The only exceptions are the so-called special built-ins, which must be provided as built-ins, because they affect the behavior of the shell itself in a manner that regular executables (or even regular built-ins) can't (for example set, which sets variables that persist even after set exits). Those special built-ins are:
break
:
continue
.
eval
exec
exit
export
readonly
return
set
shift
times
trap
unset
Note that cd is not on that list, which means that cd is not a special built-in. In fact, according to the specification, it would be perfectly legal to implement cd as a regular executable. It's just not possible, for the reasons given by the other answers.
And if you scroll down to the non-normative section of the specification, i.e. to the part that is not officially part of the specification but only purely informational, you will find that fact explicitly mentioned:
Since cd affects the current shell execution environment, it is always provided as a shell regular built-in.
So, the specification doesn't require cd to be a built-in, but it's simply impossible to do otherwise.

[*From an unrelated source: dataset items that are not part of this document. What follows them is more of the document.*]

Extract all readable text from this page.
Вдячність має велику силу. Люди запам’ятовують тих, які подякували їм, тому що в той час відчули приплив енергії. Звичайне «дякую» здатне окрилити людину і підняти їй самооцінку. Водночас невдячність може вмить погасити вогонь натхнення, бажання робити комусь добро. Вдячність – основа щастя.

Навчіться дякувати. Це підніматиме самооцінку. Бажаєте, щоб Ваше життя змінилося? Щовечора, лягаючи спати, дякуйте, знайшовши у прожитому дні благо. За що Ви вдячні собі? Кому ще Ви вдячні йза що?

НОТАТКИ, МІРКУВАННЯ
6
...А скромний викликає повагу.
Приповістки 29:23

Note that sometimes utilities are provided both as a built-in and as an executable. A good example is the time utility, which on a typical GNU system is provided both as an executable by the Coreutils package and as a shell regular built-in by Bash. This can lead to confusion, because when you do man time, you get the manpage of the time executable (the time builtin is documented in man builtins), but when you execute time you get the time built-in, which does not support the same features as the time executable whose manpage you just read. You have to explicitly run /usr/bin/time (or whatever path you installed Coreutils into) to get the executable.
According to this, cd is always a built-in command and never an executable:
Since cd affects the current shell execution environment, it is always provided as a shell regular built-in.
cd is part of the shell; an internal command. There is no binary for it.
The command cd is built-in in your command line shell. It could not affect the working directory of your shell otherwise.
I also searched the executable of "cd" and there is no such.
You can work with chdir (pathname) in C, it has the same effect.